From the beginning of time, God has called covenant peoples to build temples. Temples are theology in stone, a place where humans seek to commune with the Divine. As such, they serve as models of the universe, where heaven and earth meet.
The design of the Temple at Independence symbolizes the gospel of Jesus Christ, which teaches of the peaceable things of the kingdom. Entering its sacred space is to encounter God’s plan of salvation for creation.
The Temple is open to all people, and is dedicated to peace, reconciliation, and healing of the spirit.
The Temple's Functions
As Kirtland Temple did for earlier Saints, the Temple at Independence serves three functions for Community of Christ:
- Church Leaders administer the church from the Temple.

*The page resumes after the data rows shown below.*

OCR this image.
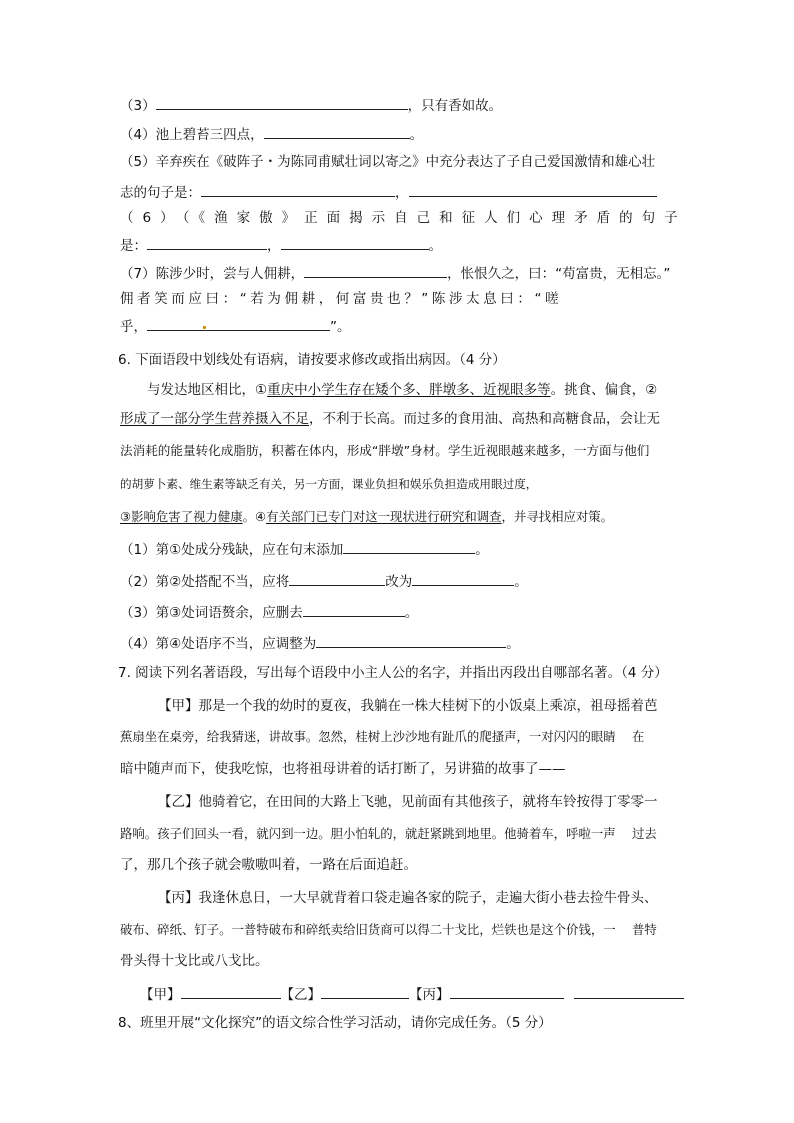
（3）	，只有香如故。
（4）池上碧苔三四点，	。
（5）辛弃疾在《破阵子・为陈同甫赋壮词以寄之》中充分表达了子自己爱国激情和雄心壮
志的句子是：	，
（6）（《渔家傲》正面揭示自己和征人们心理矛盾的句子
是：	，	。
（7）陈涉少时，尝与人佣耕，	，怅恨久之，曰：“苟富贵，无相忘。”
佣者笑而应曰：“若为佣耕，何富贵也？”陈涉太息曰：“嗟
乎，	”。
6. 下面语段中划线处有语病，请按要求修改或指出病因。（4 分）
与发达地区相比，①重庆中小学生存在矮个多、胖墩多、近视眼多等。挑食、偏食，②
形成了一部分学生营养摄入不足，不利于长高。而过多的食用油、高热和高糖食品，会让无
法消耗的能量转化成脂肪，积蓄在体内，形成“胖墩”身材。学生近视眼越来越多，一方面与他们
的胡萝卜素、维生素等缺乏有关，另一方面，课业负担和娱乐负担造成用眼过度，
③影响危害了视力健康。④有关部门已专门对这一现状进行研究和调查，并寻找相应对策。
（1）第①处成分残缺，应在句末添加	。
（2）第②处搭配不当，应将	改为	。
（3）第③处词语赘余，应删去	。
（4）第④处语序不当，应调整为	。
7. 阅读下列名著语段，写出每个语段中小主人公的名字，并指出丙段出自哪部名著。（4 分）
【甲】那是一个我的幼时的夏夜，我躺在一株大桂树下的小饭桌上乘凉，祖母摇着芭
蕉扇坐在桌旁，给我猜迷，讲故事。忽然，桂树上沙沙地有趾爪的爬搔声，一对闪闪的眼睛　 在
暗中随声而下，使我吃惊，也将祖母讲着的话打断了，另讲猫的故事了——
【乙】他骑着它，在田间的大路上飞驰，见前面有其他孩子，就将车铃按得丁零零一
路响。孩子们回头一看，就闪到一边。胆小怕轧的，就赶紧跳到地里。他骑着车，呼啦一声　 过去
了，那几个孩子就会嗷嗷叫着，一路在后面追赶。
【丙】我逢休息日，一大早就背着口袋走遍各家的院子，走遍大街小巷去捡牛骨头、
破布、碎纸、钉子。一普特破布和碎纸卖给旧货商可以得二十戈比，烂铁也是这个价钱，一　 普特
骨头得十戈比或八戈比。
【甲】	【乙】	【丙】
8、班里开展“文化探究”的语文综合性学习活动，请你完成任务。（5 分）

- Here we gather in worship, to be edified and uplifted by the Spirit.
- And, through an education program known as Temple School, our priesthood throughout the world receives training and instruction on fulfilling their callings.
Temple Design and the Worshiper's Path
Not unlike stars, sunstones, and moonstones on other temples in the Restoration, the Temple is designed with symbols that draw the mind to higher things. At the Center Place, the Temple is our symbolic mountain and model of the cosmos which orients us to Jesus Christ and Zion.
Entering the Temple from east, worshipers move through the Temple’s sacred space, progressing symbolically towards God’s kingdom. Entering what is known as The Worshiper's Path, they encounter, first, a depiction of the Sacred Grove, and then images from the scriptures and teachings of Christ, as they progress upward along an ascending spiral path to the inner Sanctuary. This spiral motion continues within the Sanctuary infinitely upward, drawing focus up towards the Heavens.
This spiral eventually becomes a a spire, centered high above the Sanctuary. The spire is the most distinctive feature of the Temple. The shape overall was inspired by the nautilus—-a universal shape found throughout nature.
The logarithmic spiral of the nautilus, as a geometric progression, was named by Jakob Bernoulli as spira mirabilis, Latin for “miraculous spiral.” The shape can also be found in other shells; in the arrangement of seeds on the head of a sunflower, which moves with and follows the path of the sun across the sky; in the curve of a ram’s horn; in the spiral arms of galaxies, and the rotation of tropical storm clouds; in the flight paths of insects towards light; and in various other instances throughout nature. It is a symbolic fingerprint of the Creator, and reminds us that God is in control of the universe and an ongoing creation.
The miraculous spiral, as a symbol of the Temple, serves to create a centered space at the Center Place of Zion, fitting to the role of the Temple to gather the church inward and then extend Zion outward to the entire world.